Das Militär war ja so etwas wie ein Puschel des höchstseligen Herrn gewesen, eine rauhe und ziemlich kostspielige Liebhaberei, über die man an allen Höfen gewitzelt hatte und die bei den europäischen Geschäften nie irgendwie ins Gewicht gefallen war. Auf einmal ist es »die Macht des Staates« – dies ist der Ausdruck Friedrichs in einem der ersten Briefe, die er als König schreibt, – eine sonderbar sachliche Auffassung, die übrigens auch darin zum Ausdruck kommt, daß der Institution das Schrullenhafte und Kuriose, das ihr anhaftete, genommen wird. Das Riesenregiment, sehenswürdig aber etwas stupid, wird abgeschafft – es tut bei der Leichenparade für Friedrich Wilhelm zum letzten Male Dienst, und nur ein Bataillon »Grenadiergarde« wird der Pietät halber beibehalten. »Die Macht des Staates« … Preußens Vertreter an fremden Höfen führen plötzlich eine Sprache, daß man seinen Ohren nicht traut. Preußen tritt auf, Preußen wünscht durchaus, sich als die beträchtliche Realität betrachtet zu wissen, die es ist, – sein überraschender junger König nimmt eine Miene an, als empfinde er seine Stellung nicht sowohl als die eines deutschen Reichsstandes, denn als eine europäische, er gibt zu verstehen, daß er nicht gemeint ist, »immer nur zu spannen und niemals abzudrücken«, wie das spöttische Europa es so lange von Preußen gewöhnt gewesen ist …

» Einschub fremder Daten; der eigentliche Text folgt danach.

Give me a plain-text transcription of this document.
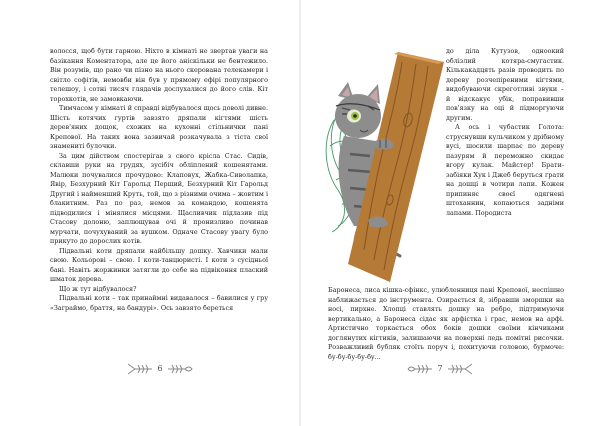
волосся, щоб бути гарною. Ніхто в кімнаті не звертав уваги на базікання Коментатора, але це його аніскільки не бентежило. Він розумів, що рано чи пізно на нього скерована телекамери і світло софітів, немовби він був у прямому ефірі популярного телешоу, і сотні тисяч глядачів дослухалися до його слів. Кіт торохкотів, не замовкаючи.

Тимчасом у кімнаті й справді відбувалося щось доволі дивне. Шість котячих гуртів завзято дряпали кігтями шість дерев'яних дощок, схожих на кухонні стільнички пані Крепової. На таких вона зазвичай розкачувала з тіста свої знамениті булочки.

За цим дійством спостерігав з свого крісла Стас. Сидів, склавши руки на грудях, зусібіч обліплений кошенятами. Малюки почувалися прочудово: Клаповух, Жабка-Сиволапка, Явір, Безхурний Кіт Гарольд Перший, Безхурний Кіт Гарольд Другий і найменший Круть, той, що з різними очима – жовтим і блакитним. Раз по раз, немов за командою, кошенята підводилися і мінялися місцями. Щасливчик підлазив під Стасову долоню, заплющував очі й пронизливо починав мурчати, почухуваний за вушком. Одначе Стасову увагу було прикуто до дорослих котів.

Підвальні коти дряпали найбільшу дошку. Хавчики мали свою. Кольорові – свою. І коти-танцюристі. І коти з сусідньої бані. Навіть жоржинки затягли до себе на підвіконня плаский шматок дерева.

Що ж тут відбувалося?

Підвальні коти – так принаймні видавалося – бавилися у гру «Заграймо, браття, на бандурі». Ось завзято береться

6

до діла Кутузов, одноокий облізлий котяра-смугастик. Кількакадцять разів проводить по дереву розчепіреними кігтями, видобуваючи скреготливі звуки – й відскакує убік, поправивши пов'язку на оці й підморгуючи другим.

А ось і чубастик Голота: струснувши кульчиком у дрібному вусі, шосили шарпає по дереву пазурям й переможно скидає вгору кулак. Майстер! Брати-забіяки Хук і Джеб беруться грати на дошці в чотири лапи. Кожен припиняє своєї одягнені штоханнин, копаються задніми лапами. Породиста

Баронеса, лиса кішка-сфінкс, улюбленниця пані Крепової, неспішно наближається до інструмента. Озирається й, зібравши зморшки на носі, пирхне. Хлопці ставлять дошку на ребро, підтримуючи вертикально, а Баронеса сідає як арфістка і грас, немов на арфі. Артистично торкається обох боків дошки своїми кінчиками доглянутих кігтиків, залишаючи на поверхні ледь помітні рисочки. Розважливий бубляк стоїть поруч і, похитуючи головою, бурмоче: бу-бу-бу-бу-бу...

7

{59}Aber was soll man aus alldem nun machen! Hat er denn bis dahin Komödie gespielt? »Der größte Fehler an ihm«, hat Graf Seckendorff einmal über den Kronprinzen nach Wien geschrieben, »ist seine Verstellung und Falschheit, daher mit großer Behutsamkeit sich ihm anzuvertrauen ist.« Ja, das scheint so. Und wenn Seckendorff fortfährt: »… Er sagte mir, er wäre ein Poet, könne in zwei Stunden hundert Verse machen. Er wäre auch Musiker, Moralist, Physiker und Mechaniker. Ein Feldherr und Staatsmann wird er niemals werden,« – so sieht es jetzt aus, als ob auch dies Verstellung und Falschheit von seiten des jungen Menschen gewesen sei. Denn was nun kommt, ist denn doch das Stärkste an Überraschung und zeigt überhaupt erst, wessen man sich von ihm zu versehen hat.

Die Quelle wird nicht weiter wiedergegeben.